I'm not disagreeing with anything in your comment, except perhaps the notion that the experience is ultimately variable. Hell, even strains of shrooms offer widely different but particular experiences though within each is a wide ambit influenced by a lot of things, including as you say, state of mind, experience, and situational factors.
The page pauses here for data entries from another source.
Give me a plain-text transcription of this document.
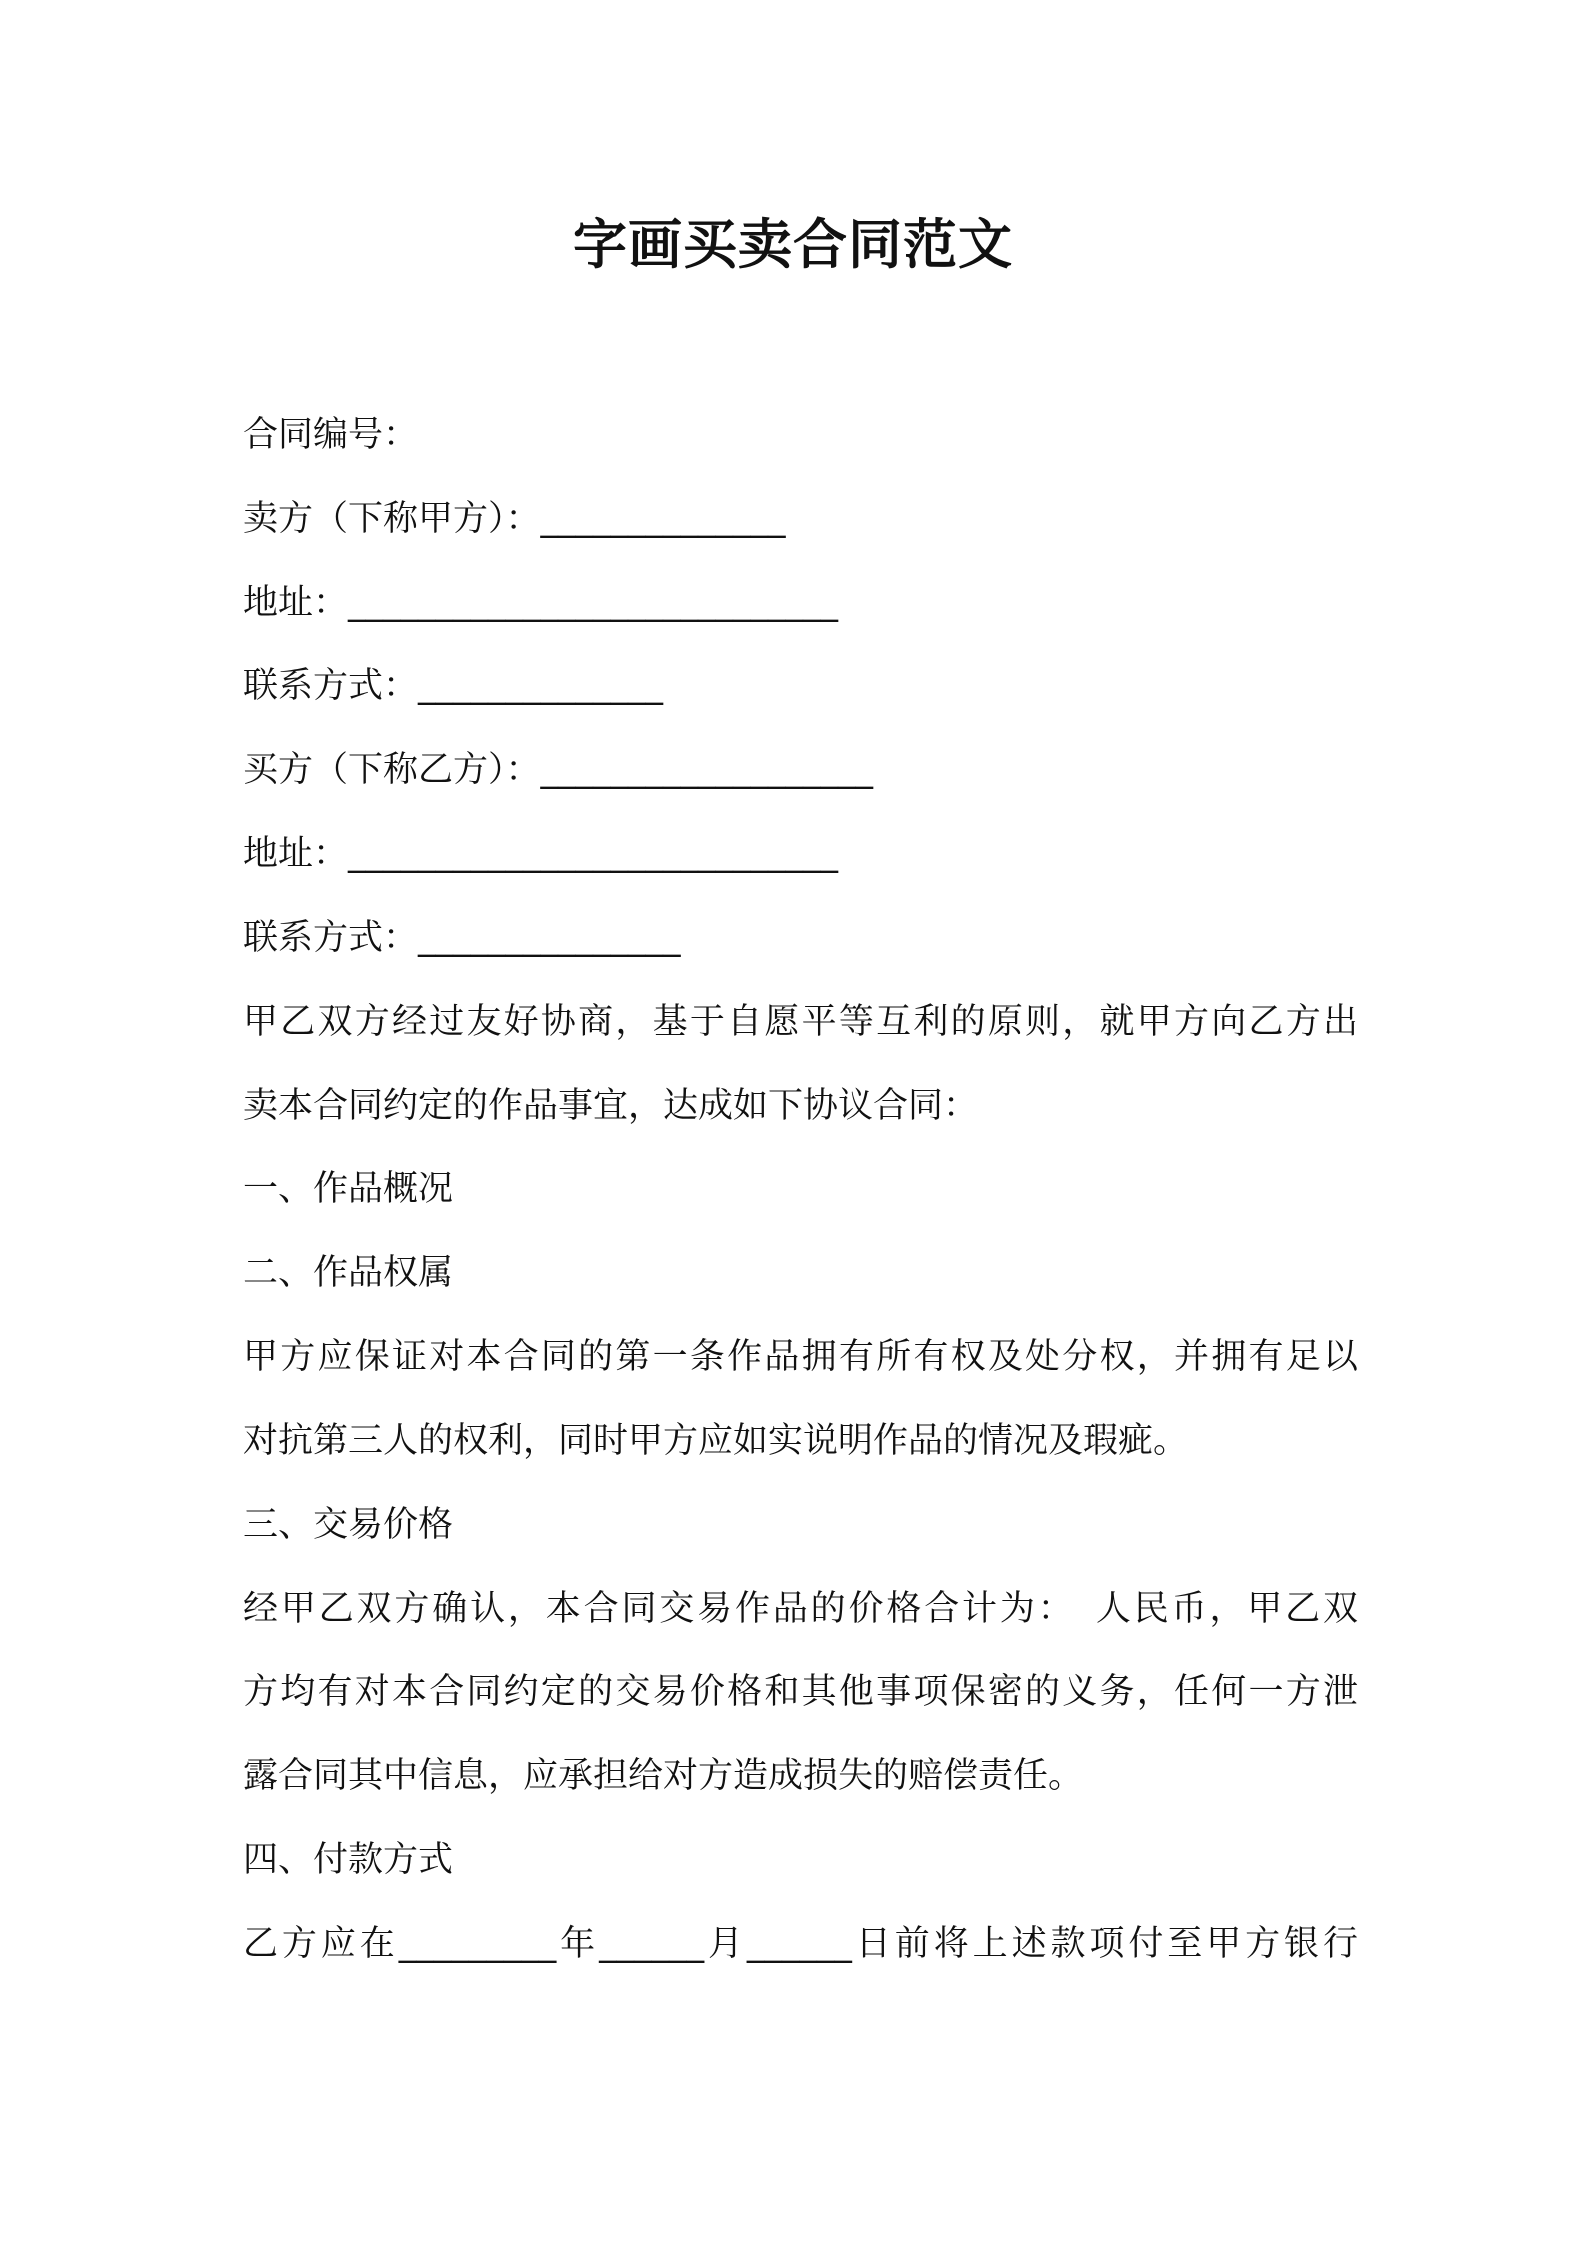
字画买卖合同范文
合同编号：
卖方（下称甲方）：______________
地址：____________________________
联系方式：______________
买方（下称乙方）：___________________
地址：____________________________
联系方式：_______________
甲乙双方经过友好协商，基于自愿平等互利的原则，就甲方向乙方出
卖本合同约定的作品事宜，达成如下协议合同：
一、作品概况
二、作品权属
甲方应保证对本合同的第一条作品拥有所有权及处分权，并拥有足以
对抗第三人的权利，同时甲方应如实说明作品的情况及瑕疵。
三、交易价格
经甲乙双方确认，本合同交易作品的价格合计为：　人民币，甲乙双
方均有对本合同约定的交易价格和其他事项保密的义务，任何一方泄
露合同其中信息，应承担给对方造成损失的赔偿责任。
四、付款方式
乙方应在_________年______月______日前将上述款项付至甲方银行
My experience is that there can be an extremely lucid period while on mushrooms, but that it inevitably devolves into circular thinking - a kind of dreamlike memory loss involving a comlete inability to solve anything. As David Williams suggests, it may be a dosage thing, or related to that, it may be where you simply are on the arc of the dose (if it isn't just me, and numerous conversations on the topic seem to indicate otherwise).

I don't doubt that psychedelics can have a profound impact on a person's ability to visualize -- it certainly has for me (a lasting impact, interestingly). But ability to do more than visualize -- to computate -- would necessitate some pretty fine attention to dose, I think, and I haven't yet met a person who has been able to do more than visualize while on psychedelics. "Labwork" I doubt very much. More like wake the next morning (feeling fantastic) with an exciting new idea.
posted by dreamsign at 1:15 AM on February 1, 2007


"Labwork" I doubt very much. More like wake the next morning (feeling fantastic) with an exciting new idea.
posted by dreamsign

Agreed.
Though even "exciting new idea" might be pushing it, since WITHOUT umpteen hours of first-rate thinking, discussion etc - what would the "exciting" part of the new idea be worth?

All those metaphors about unlocking/refiguring/opening doors/nudging glimpses into reality are SO seductive with respect to drugs - and often so empty. (Wish they weren't.)